Talking the Talk

You’ve done it—you’ve used our resume and interview tips and got hired. Awesome! Already you’ve had your first day, and you’re excited to have a meaningful job. You love the office environment, and your co-workers are eager to help you. But everyone around you talks differently than you’re used to—and you’re asking yourself questions like “what does “reach out” mean,” or “how can it be a level playing field if we’re inside in office”? The language they use is so different than what you are used to. Wasn’t this job supposed to be in English?

Feeling frustrated about this business lingo is a normal part of acclimating to office culture. Businesses have developed a type of communication that reflects their expectations for professional behavior. We thought it’d be helpful to touch on a few key examples of corporate language.

Reach out: this means to contact someone. This can be done electronically by email or by calling the person. Sometimes it might mean walking down the hallway and knocking on a door. Either way know that it means to contact someone. For example, you might hear this phrase used as in “Reach out to Donna in HR about the onboarding paperwork.”
Moving forward: this means to proceed, usually with the future in mind. It can be said in anticipation “What do need to move forward with this project?” or it can be said as a command “Moving forward, make sure you contact me about any changes to this document.”
Action items: these are things that need to be done. They’re like a to-do list for the office. They usually are mentioned after meetings. It’s up to you to ensure your action items are accomplished. You may hear it at meetings as part of a question, “Moving forward, what are the deadlines for these action items?” or as a statement “Please reach out to Darius in Sales about the action items we discussed.”
Lots of moving parts: this phrase is often heard when a project has a lot of different steps. It also may mean that a project is going to require collaboration with other departments in your office. It is usually said something like “Can you think of any way to streamline productivity on the Warren Project? It has a lot of moving parts.”
Best practices: every office has its own identity. Like you, offices function with their own preferred method of doing things. “Best practices” refers to the accepted way of doing something in your office. It can be said as a question as in “What are the best practices for this assignment”? Or as a statement “Moving forward: be familiar with best practices for action items that involve a lot of moving parts”.
Level playing field: a level playing field is a field in which everyone has a fair and equal chance of succeeding. While not all of the baseball teams will win the World Series, every player has a chance to win because the rules are equal. However, if a field had a slope the game is already unfair. But a level playing field ensures that the winning team will win because of their perseverance and dedication and not because they had an unfair advantage over the other team. This is often said as a statement “Moving forward, how can we level the playing field for this project?”
CC: in office work environments email is the lifeblood of interoffice communication. Your manager is responsible for a lot of different projects, and he or she need to be kept in the loop about what you’re working on. CC (short for carbon copy) helps ease the pressure on your manager because when you CC them, they will receive a copy of your email. If you’re confused about where to find the CC box, it’s usually in a dialog box below the “To” field of your email, and it works the same way, too—just type the email address you want to receive the CC. CC may be used in a sentence like “Reach out to Shantel in Marketing. Please CC me on all communication regarding action items moving forward. This project has a lot of moving parts, and I want to ensure everyone has a level playing field for this project.”
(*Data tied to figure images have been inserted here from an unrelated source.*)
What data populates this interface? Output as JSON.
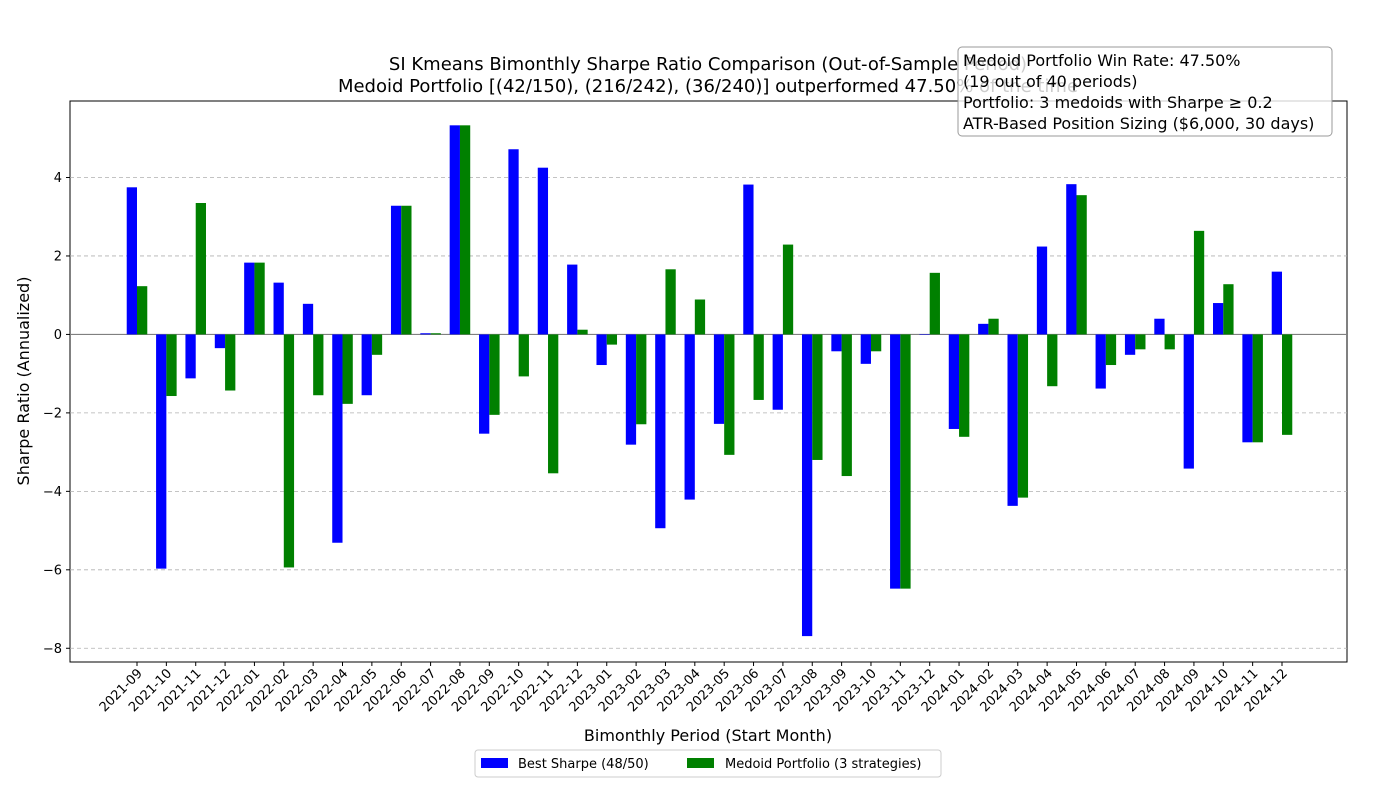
{
  "chart_data": {
    "type": "bar",
    "title": "SI Kmeans Bimonthly Sharpe Ratio Comparison (Out-of-Sample Period)",
    "subtitle": "Medoid Portfolio [(42/150), (216/242), (36/240)] outperformed 47.50% of the time",
    "xlabel": "Bimonthly Period (Start Month)",
    "ylabel": "Sharpe Ratio (Annualized)",
    "ylim": [
      -8.35,
      5.95
    ],
    "yticks": [
      4,
      2,
      0,
      -2,
      -4,
      -6,
      -8
    ],
    "grid": true,
    "legend_position": "bottom-center",
    "categories": [
      "2021-09",
      "2021-10",
      "2021-11",
      "2021-12",
      "2022-01",
      "2022-02",
      "2022-03",
      "2022-04",
      "2022-05",
      "2022-06",
      "2022-07",
      "2022-08",
      "2022-09",
      "2022-10",
      "2022-11",
      "2022-12",
      "2023-01",
      "2023-02",
      "2023-03",
      "2023-04",
      "2023-05",
      "2023-06",
      "2023-07",
      "2023-08",
      "2023-09",
      "2023-10",
      "2023-11",
      "2023-12",
      "2024-01",
      "2024-02",
      "2024-03",
      "2024-04",
      "2024-05",
      "2024-06",
      "2024-07",
      "2024-08",
      "2024-09",
      "2024-10",
      "2024-11",
      "2024-12"
    ],
    "series": [
      {
        "name": "Best Sharpe (48/50)",
        "color": "#0000ff",
        "values": [
          3.75,
          -5.97,
          -1.12,
          -0.35,
          1.83,
          1.32,
          0.78,
          -5.31,
          -1.55,
          3.28,
          0.03,
          5.33,
          -2.53,
          4.72,
          4.25,
          1.78,
          -0.78,
          -2.81,
          -4.94,
          -4.21,
          -2.28,
          3.82,
          -1.92,
          -7.69,
          -0.43,
          -0.75,
          -6.48,
          0.0,
          -2.41,
          0.27,
          -4.37,
          2.24,
          3.83,
          -1.38,
          -0.52,
          0.4,
          -3.42,
          0.8,
          -2.75,
          1.6
        ]
      },
      {
        "name": "Medoid Portfolio (3 strategies)",
        "color": "#008000",
        "values": [
          1.23,
          -1.57,
          3.35,
          -1.43,
          1.83,
          -5.94,
          -1.55,
          -1.77,
          -0.52,
          3.28,
          0.03,
          5.33,
          -2.05,
          -1.07,
          -3.54,
          0.12,
          -0.26,
          -2.29,
          1.66,
          0.89,
          -3.07,
          -1.67,
          2.29,
          -3.2,
          -3.61,
          -0.43,
          -6.48,
          1.57,
          -2.61,
          0.4,
          -4.16,
          -1.32,
          3.55,
          -0.78,
          -0.38,
          -0.38,
          2.64,
          1.28,
          -2.75,
          -2.56
        ]
      }
    ],
    "annotation_lines": [
      "Medoid Portfolio Win Rate: 47.50%",
      "(19 out of 40 periods)",
      "Portfolio: 3 medoids with Sharpe ≥ 0.2",
      "ATR-Based Position Sizing ($6,000, 30 days)"
    ]
  }
}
This list is by no means exhaustive. There are whole books that are available about office slang. Pro-tip: Google is always your friend if you don’t know what something means. Each office culture may be different, for example: while some say “moving forward” other offices might be accustomed to “going forward”. However this list of office terms above will give you a leg up on the type of communication necessary to enter office conversation. With a little patience and a little bit of learning, you’ll be talking the talk in no time.